Except Rasmussen: Rasmussen is a GOP based polling firm. Its data showed a distinct bias for Romney.
Over that period of time, Obama's lead over Romney has slowly and steadily crept from three percentage points to four.
Supplemental polling show a strong resistance to swith votes by the decideds.
From that, one can reach a conservative conlusion. Barring some epic event, Obama will win by five percentage points with six being likely.
The state-by-state data is similar. There are many sites that caculate electoral votes by state. These sites tend to overstate the number states in play and keep the race close - to keep you coming back. And the news organizations keep telling you it will be a nail-biter for the same reasons.
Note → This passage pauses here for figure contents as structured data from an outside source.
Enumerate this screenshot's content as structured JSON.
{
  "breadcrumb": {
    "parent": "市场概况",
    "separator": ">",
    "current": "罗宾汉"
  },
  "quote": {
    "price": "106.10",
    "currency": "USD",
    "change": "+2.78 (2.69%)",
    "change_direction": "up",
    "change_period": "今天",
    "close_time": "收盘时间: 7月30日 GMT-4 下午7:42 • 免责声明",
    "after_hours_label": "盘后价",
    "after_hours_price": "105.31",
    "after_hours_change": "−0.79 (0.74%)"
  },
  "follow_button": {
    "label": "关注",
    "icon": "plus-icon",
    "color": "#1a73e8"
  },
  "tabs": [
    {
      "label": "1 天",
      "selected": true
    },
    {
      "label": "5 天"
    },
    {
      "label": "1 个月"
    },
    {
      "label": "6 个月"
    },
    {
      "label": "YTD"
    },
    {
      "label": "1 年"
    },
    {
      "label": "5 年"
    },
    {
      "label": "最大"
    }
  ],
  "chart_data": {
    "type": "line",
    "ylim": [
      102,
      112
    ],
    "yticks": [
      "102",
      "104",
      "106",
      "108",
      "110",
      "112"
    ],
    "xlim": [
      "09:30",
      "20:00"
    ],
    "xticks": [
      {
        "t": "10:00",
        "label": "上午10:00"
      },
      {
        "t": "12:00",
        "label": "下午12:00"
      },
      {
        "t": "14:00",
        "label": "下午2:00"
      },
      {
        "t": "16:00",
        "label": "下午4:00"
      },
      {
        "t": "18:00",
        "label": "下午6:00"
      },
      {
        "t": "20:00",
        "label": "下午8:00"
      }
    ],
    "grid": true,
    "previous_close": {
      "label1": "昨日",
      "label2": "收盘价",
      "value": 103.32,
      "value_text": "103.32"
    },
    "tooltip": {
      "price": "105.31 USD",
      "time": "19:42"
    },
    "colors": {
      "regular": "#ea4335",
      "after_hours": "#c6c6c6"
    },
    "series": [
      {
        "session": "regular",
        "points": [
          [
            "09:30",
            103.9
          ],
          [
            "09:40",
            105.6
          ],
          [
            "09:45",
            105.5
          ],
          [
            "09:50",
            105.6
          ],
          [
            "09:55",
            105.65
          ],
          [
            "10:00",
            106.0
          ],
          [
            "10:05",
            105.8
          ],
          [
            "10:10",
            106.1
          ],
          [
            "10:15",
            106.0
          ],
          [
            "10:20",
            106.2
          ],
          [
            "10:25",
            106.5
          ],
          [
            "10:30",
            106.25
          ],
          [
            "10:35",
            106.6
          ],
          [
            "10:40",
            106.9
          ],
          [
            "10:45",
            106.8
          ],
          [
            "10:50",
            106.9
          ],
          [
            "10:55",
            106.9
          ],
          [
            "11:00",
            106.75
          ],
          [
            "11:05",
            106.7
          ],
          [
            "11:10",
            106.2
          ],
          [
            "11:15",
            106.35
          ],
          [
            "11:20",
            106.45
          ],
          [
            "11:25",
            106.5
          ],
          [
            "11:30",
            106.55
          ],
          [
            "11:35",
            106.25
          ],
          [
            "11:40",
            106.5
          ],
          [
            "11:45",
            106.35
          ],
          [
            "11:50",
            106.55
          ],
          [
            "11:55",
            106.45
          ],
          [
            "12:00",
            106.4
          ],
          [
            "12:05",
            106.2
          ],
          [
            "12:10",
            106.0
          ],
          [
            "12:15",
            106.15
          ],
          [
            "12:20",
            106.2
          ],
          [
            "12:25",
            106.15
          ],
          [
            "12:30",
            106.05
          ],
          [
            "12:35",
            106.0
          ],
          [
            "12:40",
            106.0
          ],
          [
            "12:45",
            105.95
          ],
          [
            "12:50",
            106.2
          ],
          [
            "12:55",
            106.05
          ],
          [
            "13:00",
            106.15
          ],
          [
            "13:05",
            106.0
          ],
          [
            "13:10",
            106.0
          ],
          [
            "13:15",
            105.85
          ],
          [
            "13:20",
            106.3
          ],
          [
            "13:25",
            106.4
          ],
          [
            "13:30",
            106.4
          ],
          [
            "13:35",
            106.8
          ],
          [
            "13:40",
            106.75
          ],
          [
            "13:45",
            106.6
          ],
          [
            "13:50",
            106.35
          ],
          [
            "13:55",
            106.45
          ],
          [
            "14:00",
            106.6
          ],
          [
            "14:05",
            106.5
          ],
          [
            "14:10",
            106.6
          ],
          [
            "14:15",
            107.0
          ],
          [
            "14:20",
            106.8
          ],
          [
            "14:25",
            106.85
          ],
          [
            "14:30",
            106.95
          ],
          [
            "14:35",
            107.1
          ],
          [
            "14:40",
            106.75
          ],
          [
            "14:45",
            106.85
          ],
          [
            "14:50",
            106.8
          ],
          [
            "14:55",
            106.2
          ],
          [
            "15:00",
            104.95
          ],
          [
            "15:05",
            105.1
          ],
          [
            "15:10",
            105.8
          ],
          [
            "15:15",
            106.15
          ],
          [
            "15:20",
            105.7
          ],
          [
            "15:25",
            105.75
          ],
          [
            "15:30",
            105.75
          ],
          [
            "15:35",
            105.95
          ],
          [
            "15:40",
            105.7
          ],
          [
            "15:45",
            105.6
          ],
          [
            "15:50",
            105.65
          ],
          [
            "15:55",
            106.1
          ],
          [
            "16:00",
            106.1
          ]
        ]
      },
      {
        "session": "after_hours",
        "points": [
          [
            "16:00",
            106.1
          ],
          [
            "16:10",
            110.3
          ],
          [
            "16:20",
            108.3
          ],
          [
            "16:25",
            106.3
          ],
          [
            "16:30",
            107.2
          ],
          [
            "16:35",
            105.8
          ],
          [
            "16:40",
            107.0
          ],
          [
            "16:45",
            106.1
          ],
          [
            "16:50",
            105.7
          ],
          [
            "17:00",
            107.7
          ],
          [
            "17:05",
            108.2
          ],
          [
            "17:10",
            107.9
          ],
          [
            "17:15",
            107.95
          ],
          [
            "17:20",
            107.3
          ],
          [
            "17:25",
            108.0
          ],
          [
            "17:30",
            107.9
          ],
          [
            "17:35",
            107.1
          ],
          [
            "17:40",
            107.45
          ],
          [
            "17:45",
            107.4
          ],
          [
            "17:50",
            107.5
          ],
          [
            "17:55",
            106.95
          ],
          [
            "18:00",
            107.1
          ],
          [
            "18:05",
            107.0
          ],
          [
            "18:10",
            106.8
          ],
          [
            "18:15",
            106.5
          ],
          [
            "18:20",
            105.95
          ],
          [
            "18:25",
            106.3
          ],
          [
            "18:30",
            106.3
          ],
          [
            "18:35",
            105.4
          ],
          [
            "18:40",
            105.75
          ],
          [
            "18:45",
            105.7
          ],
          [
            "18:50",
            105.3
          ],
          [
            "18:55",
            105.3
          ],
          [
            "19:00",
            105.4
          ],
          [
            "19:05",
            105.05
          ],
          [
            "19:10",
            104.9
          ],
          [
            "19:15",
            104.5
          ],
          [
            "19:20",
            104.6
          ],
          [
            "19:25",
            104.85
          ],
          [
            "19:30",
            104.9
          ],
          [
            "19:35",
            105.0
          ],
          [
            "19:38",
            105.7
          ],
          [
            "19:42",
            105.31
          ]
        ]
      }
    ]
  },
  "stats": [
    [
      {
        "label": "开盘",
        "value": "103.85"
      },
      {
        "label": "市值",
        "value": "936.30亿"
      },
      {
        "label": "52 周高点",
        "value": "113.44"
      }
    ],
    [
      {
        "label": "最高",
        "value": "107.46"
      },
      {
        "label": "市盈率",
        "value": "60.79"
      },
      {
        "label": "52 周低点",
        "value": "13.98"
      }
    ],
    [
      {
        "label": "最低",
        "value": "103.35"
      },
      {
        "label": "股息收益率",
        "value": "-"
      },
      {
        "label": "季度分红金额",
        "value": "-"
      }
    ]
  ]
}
The likely scenario is that Obama will win over 300 electoral votes, and Romney will win over 170.
Unless something epic happens.
This is why Obama remains a 2:1 favorite even when he occasionally has a bad week.
Posted by: Robert Lipscomb | August 01, 2012 at 02:35 PM
You are living in a dream world. All the polls oversample Democrats while likely voter models like Rasmussen are more accurate.
Reagan and Carter were at this place in 1980 and everyone broke for the Gipper in the final two weeks. Amercians do not want liberalism, Marxism, and Fascism. Period. The Kenyan Marxist homosexual is living proof of the misery liberalism can inflict.
Therefore I predict Romney will choose Allen West as his running mate, and he will win 55% of the vote or more, and at least 45 states.
Posted by: Lord Basil | August 02, 2012 at 12:47 PM
Lord Basil--that was great..!
Posted by: melsouza | August 02, 2012 at 07:28 PM
I wish West would have run for POTUS. I'd love to see him debate the Kenyan. He would clean his clock.